My heart clenches and my my throat feels tight. I recognize the seed of the feeling. It is a battle that rages around me often. The battle of pride.
“A proud man is always looking down on things and people; and, of course, as long as you are looking down, you cannot see something that is above you.” C.S. Lewis, Mere Christianity
I hate the ugly ways it turns me into a complainer or a doubter. I spew ugly words, think ugly thoughts, and the acid eats away at my peace and contentment.
How do I lay down this ugly pride? How do I stop comparing my strengths with others weaknesses?
God’s voice whispers against my soul. . . “Look at Me.”
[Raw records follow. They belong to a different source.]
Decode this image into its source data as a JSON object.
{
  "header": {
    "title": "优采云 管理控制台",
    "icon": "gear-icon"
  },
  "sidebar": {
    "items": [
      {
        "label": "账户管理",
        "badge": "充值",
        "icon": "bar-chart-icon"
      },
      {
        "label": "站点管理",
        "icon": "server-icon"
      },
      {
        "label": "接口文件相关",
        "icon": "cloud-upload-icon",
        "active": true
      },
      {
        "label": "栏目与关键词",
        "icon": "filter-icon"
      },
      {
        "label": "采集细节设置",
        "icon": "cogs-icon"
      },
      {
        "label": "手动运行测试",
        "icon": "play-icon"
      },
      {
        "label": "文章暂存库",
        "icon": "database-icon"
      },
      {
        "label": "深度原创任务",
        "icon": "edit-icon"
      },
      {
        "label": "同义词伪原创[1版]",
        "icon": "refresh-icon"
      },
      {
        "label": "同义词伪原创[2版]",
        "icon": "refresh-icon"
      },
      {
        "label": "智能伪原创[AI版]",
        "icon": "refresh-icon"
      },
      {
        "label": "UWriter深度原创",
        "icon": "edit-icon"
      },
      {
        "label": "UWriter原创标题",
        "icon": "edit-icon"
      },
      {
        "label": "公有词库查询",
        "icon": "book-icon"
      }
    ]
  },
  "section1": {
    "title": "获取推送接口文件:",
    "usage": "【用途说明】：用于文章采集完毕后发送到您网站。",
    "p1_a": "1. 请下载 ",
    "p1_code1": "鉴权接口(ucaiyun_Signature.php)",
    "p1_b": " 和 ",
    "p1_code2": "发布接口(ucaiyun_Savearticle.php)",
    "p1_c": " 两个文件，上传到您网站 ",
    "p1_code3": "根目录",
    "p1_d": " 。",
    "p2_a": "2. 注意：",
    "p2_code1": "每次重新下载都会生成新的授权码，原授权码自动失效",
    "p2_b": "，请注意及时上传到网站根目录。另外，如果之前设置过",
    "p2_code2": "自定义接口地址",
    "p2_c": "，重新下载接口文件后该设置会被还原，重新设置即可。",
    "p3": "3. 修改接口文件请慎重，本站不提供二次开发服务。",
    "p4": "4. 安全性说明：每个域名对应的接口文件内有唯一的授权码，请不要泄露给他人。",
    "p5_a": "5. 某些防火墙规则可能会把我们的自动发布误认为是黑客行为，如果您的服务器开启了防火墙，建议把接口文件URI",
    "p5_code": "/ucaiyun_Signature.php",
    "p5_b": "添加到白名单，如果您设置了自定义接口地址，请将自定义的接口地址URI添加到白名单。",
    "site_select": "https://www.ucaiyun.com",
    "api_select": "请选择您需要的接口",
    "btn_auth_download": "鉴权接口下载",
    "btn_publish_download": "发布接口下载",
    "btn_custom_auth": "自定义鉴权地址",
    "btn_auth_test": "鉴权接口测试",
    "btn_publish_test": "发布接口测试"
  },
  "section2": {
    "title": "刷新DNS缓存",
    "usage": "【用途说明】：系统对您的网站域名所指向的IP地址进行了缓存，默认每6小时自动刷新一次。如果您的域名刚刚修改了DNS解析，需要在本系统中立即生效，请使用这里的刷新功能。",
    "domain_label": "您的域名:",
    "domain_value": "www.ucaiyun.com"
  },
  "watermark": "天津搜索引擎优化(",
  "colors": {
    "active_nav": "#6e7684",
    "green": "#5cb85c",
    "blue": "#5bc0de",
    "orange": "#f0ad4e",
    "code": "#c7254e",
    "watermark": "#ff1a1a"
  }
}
There with my eyes fixed on Jesus, the author and perfecter of my faith, I fall to my knees. I am but a heap of dust and my gifts are only undeserved presents from my loving Creator. The idea of comparing my mound of dust to someone else’s mound suddenly appears ludicrous. God’s majesty and holiness shines a light on the ugliness of my pride.
Then I have a choice. I can continue in my pride and cling to the gifts God has given me. I can let the acid of pride eat away at my peace and contentment or like Isaiah I can fall to my knees and cry out the truth, “Woe is me for I am a woman of unclean lips.” (see Isaiah 6) Isn’t it there bent low that God fills us with His peace and He sweeps away our pride?
So I pray I stay bent low as I live my life – bent low and filled by God.
How is God calling you to bend low this week? How can I pray for you?